Звезды правду говорят | страница 28



— Истеричка! — громким шепотом произнесла Лидия Сергеевна и снова поджала губы.

— Так вот, вы понимаете, почему я не мог отказать ей в дружбе, — оправдывающимся тоном продолжал Владимир Антонович, — Валентина так просила меня об участии, говорила, что ей не к кому, кроме меня, обратиться. Кем бы я был, если бы не оказал ей моральной поддержки. Но даю слово, это были чисто приятельские отношения, и ничего больше. Вначале я надеялся, что она как-то придет в себя, встретит кого-нибудь и успокоится, но проходили месяцы, а Валентина продолжала досаждать мне звонками и жалобами. Я рассказал все Лидочке, она поняла меня и простила. Валентина — несчастная женщина. Ее нельзя не жалеть…

Было еще много разглагольствований в таком же духе. Меня так и подмывало бросить что-нибудь ядовитое, но я благоразумно молчала, забавляясь мучениями, переживаемыми в тот момент Лидией Сергеевной.

— Но в конце концов терпение мое лопнуло. Я решительно объявил Валентине, что не могу нянчиться с ней всю оставшуюся жизнь. Я предложил ей пройти курс лечения в какой-нибудь хорошей клинике. Разумеется, готов был оплатить это… Но тут в Валентине вдруг проснулась гордость. Она ужасно оскорбилась и пообещала, что навсегда уйдет из моей жизни. И представьте себе, выполнила обещание. С тех пор о ней не было ни слуху ни духу… До последнего времени…

— То есть эта женщина снова объявилась?

— Именно! Она позвонила как раз перед Новым годом. Я не сразу узнал ее — успел начисто забыть о ее существовании. Но едва она стала осыпать меня упреками, когда принялась жаловаться, я сразу вспомнил, с кем говорю. Я попробовал было оборвать разговор в самом начале, но Валентина пригрозила, что совершит нечто ужасное — так она выразилась, — если я немедленно к ней не приеду. Пришлось ехать.

Козаков помолчал, обводя блуждающим взглядом стены нашей гостиной.

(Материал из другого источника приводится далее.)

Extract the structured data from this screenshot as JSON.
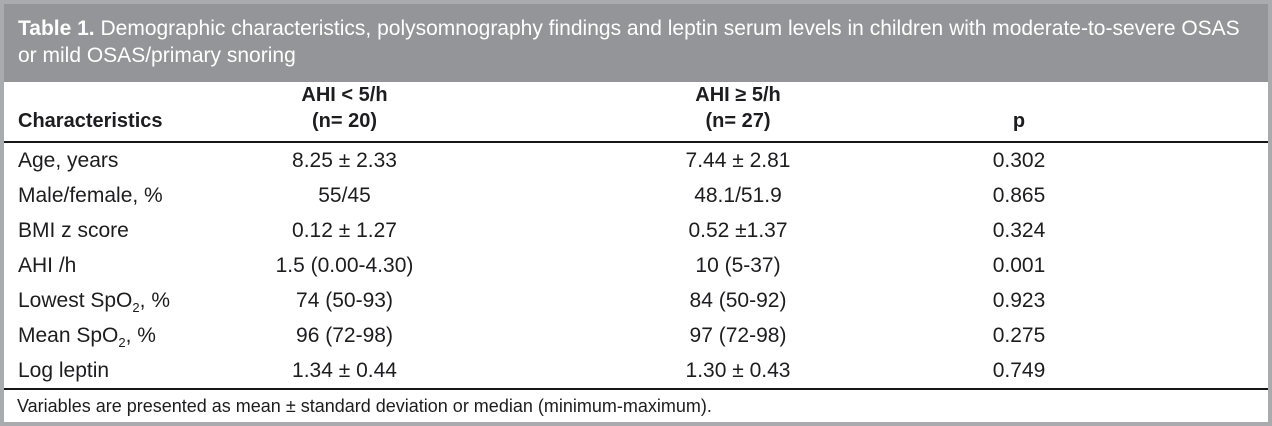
{
  "header": {
    "table_label": "Table 1.",
    "title": "Demographic characteristics, polysomnography findings and leptin serum levels in children with moderate-to-severe OSAS or mild OSAS/primary snoring"
  },
  "table": {
    "columns": {
      "characteristics": "Characteristics",
      "group1_line1": "AHI < 5/h",
      "group1_line2": "(n= 20)",
      "group2_line1": "AHI ≥ 5/h",
      "group2_line2": "(n= 27)",
      "p": "p"
    },
    "rows": [
      {
        "label": "Age, years",
        "label_sub": "",
        "label_post": "",
        "group1": "8.25 ± 2.33",
        "group2": "7.44 ± 2.81",
        "p": "0.302"
      },
      {
        "label": "Male/female, %",
        "label_sub": "",
        "label_post": "",
        "group1": "55/45",
        "group2": "48.1/51.9",
        "p": "0.865"
      },
      {
        "label": "BMI z score",
        "label_sub": "",
        "label_post": "",
        "group1": "0.12 ± 1.27",
        "group2": "0.52 ±1.37",
        "p": "0.324"
      },
      {
        "label": "AHI /h",
        "label_sub": "",
        "label_post": "",
        "group1": "1.5 (0.00-4.30)",
        "group2": "10 (5-37)",
        "p": "0.001"
      },
      {
        "label": "Lowest SpO",
        "label_sub": "2",
        "label_post": ", %",
        "group1": "74 (50-93)",
        "group2": "84 (50-92)",
        "p": "0.923"
      },
      {
        "label": "Mean SpO",
        "label_sub": "2",
        "label_post": ", %",
        "group1": "96 (72-98)",
        "group2": "97 (72-98)",
        "p": "0.275"
      },
      {
        "label": "Log leptin",
        "label_sub": "",
        "label_post": "",
        "group1": "1.34 ± 0.44",
        "group2": "1.30 ± 0.43",
        "p": "0.749"
      }
    ]
  },
  "footnote": "Variables are presented as mean ± standard deviation or median (minimum-maximum).",
  "colors": {
    "title_band": "#939598",
    "outer_border": "#a9abae",
    "rule": "#161616",
    "text": "#1d1d1f",
    "title_text": "#ffffff"
  }
}
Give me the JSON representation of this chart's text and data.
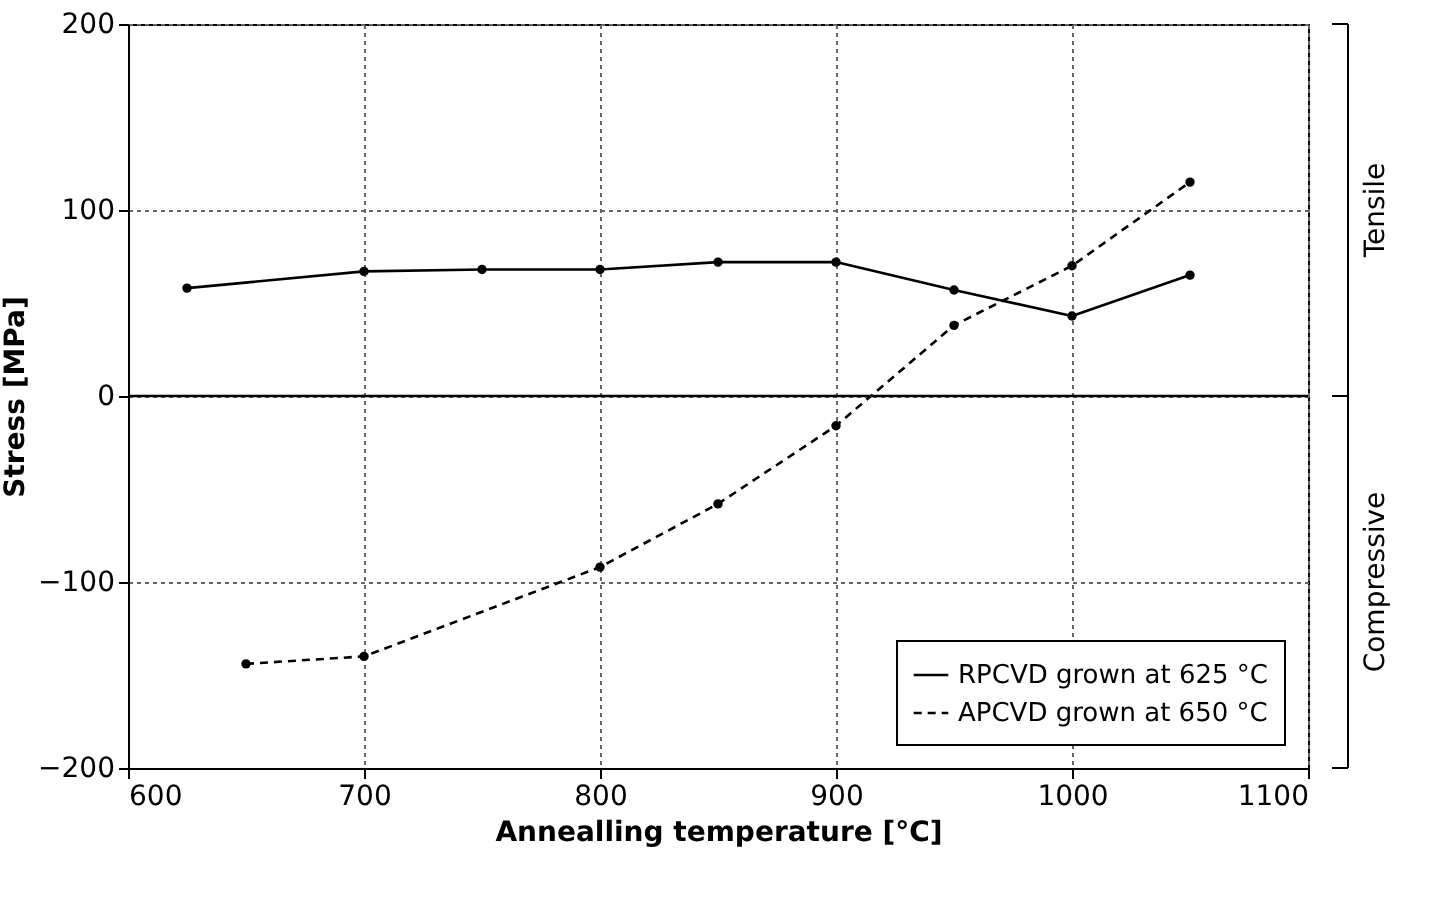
{
  "chart_data": {
    "type": "line",
    "xlabel": "Annealling temperature [°C]",
    "ylabel": "Stress [MPa]",
    "xlim": [
      600,
      1100
    ],
    "xticks": [
      600,
      700,
      800,
      900,
      1000,
      1100
    ],
    "ylim": [
      -200,
      200
    ],
    "yticks": [
      -200,
      -100,
      0,
      100,
      200
    ],
    "grid": true,
    "legend": "bottom right",
    "marker": "circle",
    "series": [
      {
        "name": "RPCVD grown at 625 °C",
        "color": "#000000",
        "line_style": "solid",
        "x": [
          625,
          700,
          750,
          800,
          850,
          900,
          950,
          1000,
          1050
        ],
        "values": [
          58,
          67,
          68,
          68,
          72,
          72,
          57,
          43,
          65
        ]
      },
      {
        "name": "APCVD grown at 650 °C",
        "color": "#000000",
        "line_style": "dashed",
        "x": [
          650,
          700,
          800,
          850,
          900,
          950,
          1000,
          1050
        ],
        "values": [
          -144,
          -140,
          -92,
          -58,
          -16,
          38,
          70,
          115
        ]
      }
    ],
    "ref_lines": [
      {
        "axis": "y",
        "value": 0,
        "color": "#000000"
      }
    ],
    "annotations": [
      "Tensile",
      "Compressive"
    ]
  }
}
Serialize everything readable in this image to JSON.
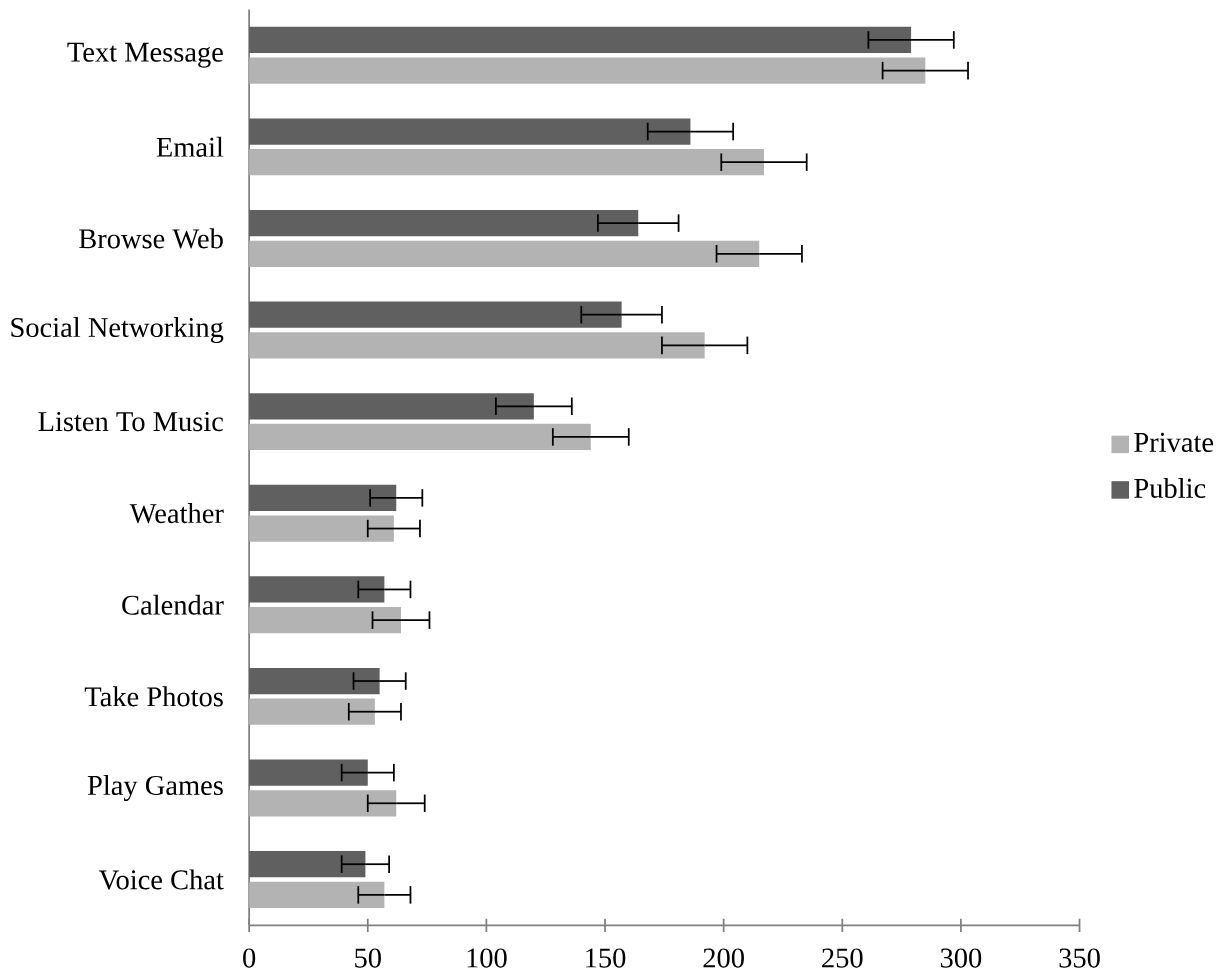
{
  "chart_data": {
    "type": "bar",
    "orientation": "horizontal",
    "categories": [
      "Text Message",
      "Email",
      "Browse Web",
      "Social Networking",
      "Listen To Music",
      "Weather",
      "Calendar",
      "Take Photos",
      "Play Games",
      "Voice Chat"
    ],
    "series": [
      {
        "name": "Private",
        "color": "#b3b3b3",
        "values": [
          285,
          217,
          215,
          192,
          144,
          61,
          64,
          53,
          62,
          57
        ],
        "errors": [
          18,
          18,
          18,
          18,
          16,
          11,
          12,
          11,
          12,
          11
        ]
      },
      {
        "name": "Public",
        "color": "#606060",
        "values": [
          279,
          186,
          164,
          157,
          120,
          62,
          57,
          55,
          50,
          49
        ],
        "errors": [
          18,
          18,
          17,
          17,
          16,
          11,
          11,
          11,
          11,
          10
        ]
      }
    ],
    "xlim": [
      0,
      350
    ],
    "xticks": [
      0,
      50,
      100,
      150,
      200,
      250,
      300,
      350
    ],
    "legend": "right",
    "grid": false
  }
}
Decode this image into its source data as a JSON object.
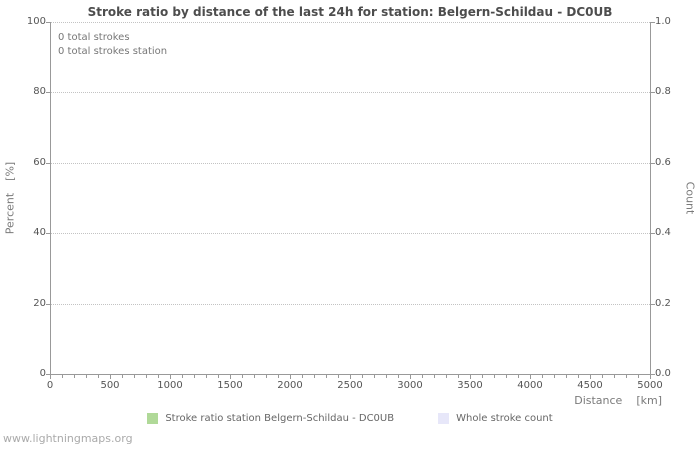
{
  "page": {
    "watermark": "www.lightningmaps.org"
  },
  "labels": {
    "y_left": [
      "Percent",
      "[%]"
    ],
    "y_right": "Count",
    "x": [
      "Distance",
      "[km]"
    ]
  },
  "chart_data": {
    "type": "line",
    "title": "Stroke ratio by distance of the last 24h for station: Belgern-Schildau - DC0UB",
    "xlabel": "Distance [km]",
    "ylabel_left": "Percent [%]",
    "ylabel_right": "Count",
    "xlim": [
      0,
      5000
    ],
    "x_ticks": [
      0,
      500,
      1000,
      1500,
      2000,
      2500,
      3000,
      3500,
      4000,
      4500,
      5000
    ],
    "x_tick_step_major": 500,
    "x_tick_step_minor": 100,
    "ylim_left": [
      0,
      100
    ],
    "y_ticks_left": [
      0,
      20,
      40,
      60,
      80,
      100
    ],
    "ylim_right": [
      0.0,
      1.0
    ],
    "y_ticks_right": [
      "0.0",
      "0.2",
      "0.4",
      "0.6",
      "0.8",
      "1.0"
    ],
    "grid": "horizontal dotted gridlines at left-axis tick values",
    "legend_position": "bottom",
    "annotations": [
      "0 total strokes",
      "0 total strokes station"
    ],
    "series": [
      {
        "name": "Stroke ratio station Belgern-Schildau - DC0UB",
        "color": "#b0d998",
        "values": []
      },
      {
        "name": "Whole stroke count",
        "color": "#e7e7f9",
        "values": []
      }
    ]
  }
}
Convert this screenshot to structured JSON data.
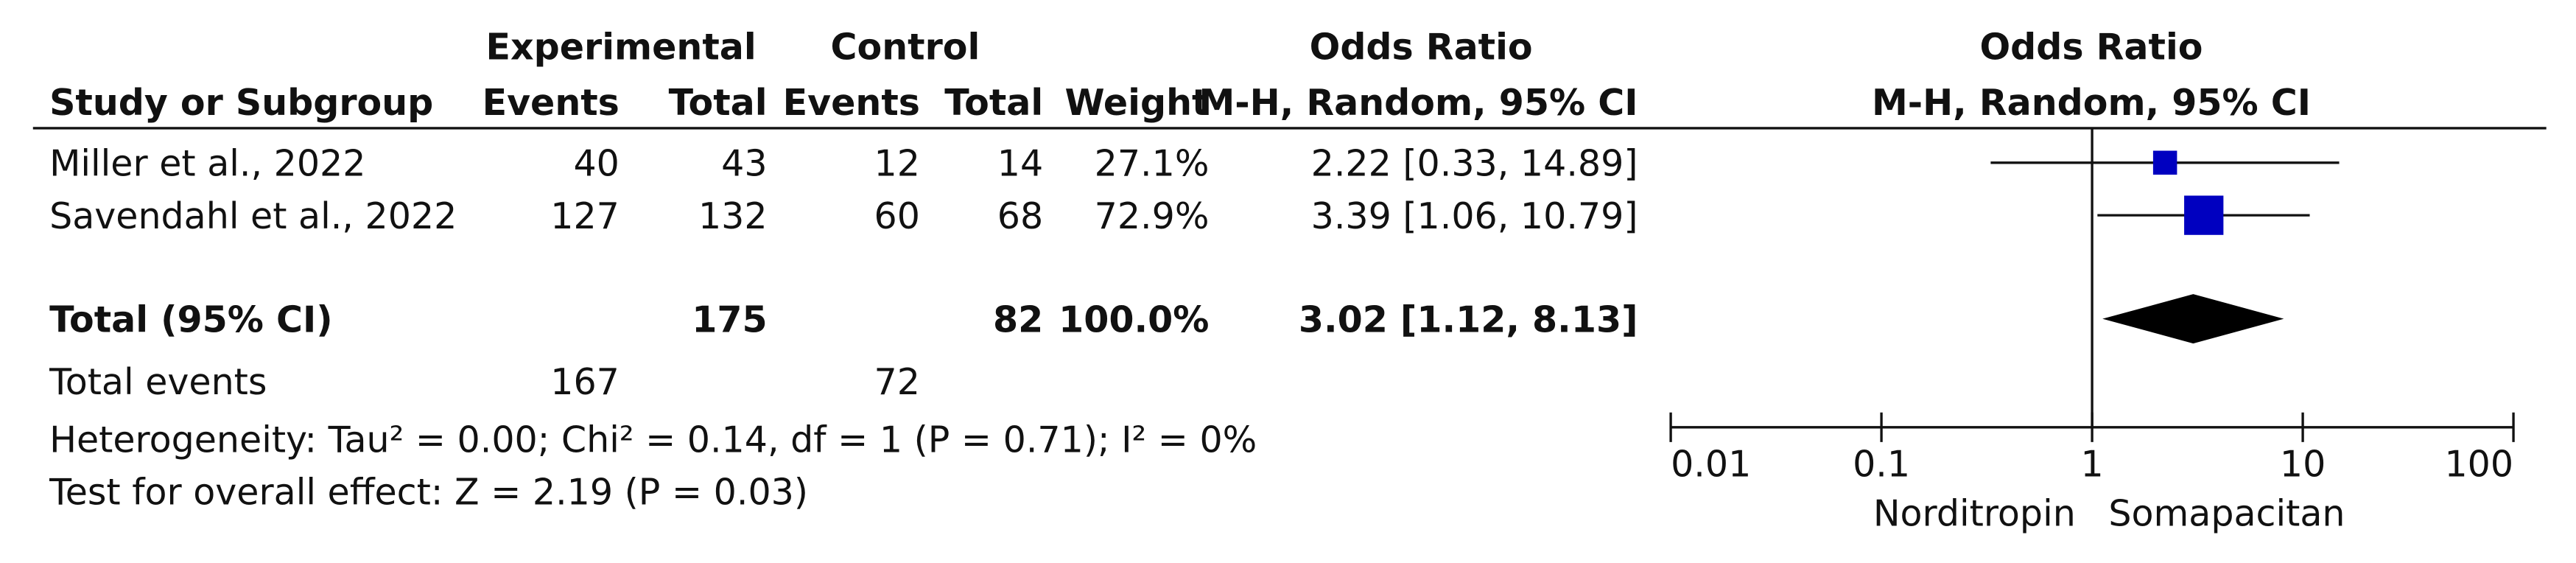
{
  "chart_data": {
    "type": "forest",
    "header": {
      "group_experimental": "Experimental",
      "group_control": "Control",
      "group_or": "Odds Ratio",
      "study": "Study or Subgroup",
      "events_e": "Events",
      "total_e": "Total",
      "events_c": "Events",
      "total_c": "Total",
      "weight": "Weight",
      "method": "M-H, Random, 95% CI",
      "plot_title": "Odds Ratio",
      "plot_method": "M-H, Random, 95% CI"
    },
    "studies": [
      {
        "name": "Miller et al., 2022",
        "events_e": 40,
        "total_e": 43,
        "events_c": 12,
        "total_c": 14,
        "weight": 27.1,
        "weight_label": "27.1%",
        "or": 2.22,
        "ci_low": 0.33,
        "ci_high": 14.89,
        "or_label": "2.22 [0.33, 14.89]"
      },
      {
        "name": "Savendahl et al., 2022",
        "events_e": 127,
        "total_e": 132,
        "events_c": 60,
        "total_c": 68,
        "weight": 72.9,
        "weight_label": "72.9%",
        "or": 3.39,
        "ci_low": 1.06,
        "ci_high": 10.79,
        "or_label": "3.39 [1.06, 10.79]"
      }
    ],
    "total": {
      "name": "Total (95% CI)",
      "total_e": 175,
      "total_c": 82,
      "weight": 100.0,
      "weight_label": "100.0%",
      "or": 3.02,
      "ci_low": 1.12,
      "ci_high": 8.13,
      "or_label": "3.02 [1.12, 8.13]"
    },
    "total_events": {
      "name": "Total events",
      "events_e": 167,
      "events_c": 72
    },
    "heterogeneity": "Heterogeneity: Tau² = 0.00; Chi² = 0.14, df = 1 (P = 0.71); I² = 0%",
    "overall_effect": "Test for overall effect: Z = 2.19 (P = 0.03)",
    "log": true,
    "xlim": [
      0.01,
      100
    ],
    "xticks": [
      0.01,
      0.1,
      1,
      10,
      100
    ],
    "null_value": 1,
    "xlabel_left": "Norditropin",
    "xlabel_right": "Somapacitan",
    "color": "#0000c0",
    "total_color": "#000000"
  }
}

— Она так изменилась! Превратилась в настоящую старуху. Подозреваю, что Валентина принимала какие-то транквилизаторы или что-то еще с наркотическим эффектом. У нее дрожали руки! Она говорила нечленораздельно, я не мог ничего понять, кроме того, что эта женщина совершенно не в себе. Я хотел отделаться денежной помощью, но она и слушать ничего не захотела. Бормотала, что ее нужно спасти, спрятать, что она не может больше жить… И все в этом роде. Я еле вырвался, пообещав, что буду помогать ей.

Козаков закурил новую сигарету. Мы молча слушали:

— С тех пор она звонила мне регулярно. Иногда я приезжал к ней, иногда удавалось отделаться от нее по телефону, пообещав, что приеду к ней, как только освобожусь. Вы понимаете, Маргарита, — оправдывался Владимир Антонович, — если бы она возникла в моей жизни в какое-нибудь другое время, то я, конечно, принял бы большее участие в ее проблеме, но на меня самого столько всего навалилось. Я потерял сон, забыл, когда в последний раз нормально обедал и тем более отдыхал! Ну, до нее ли мне было?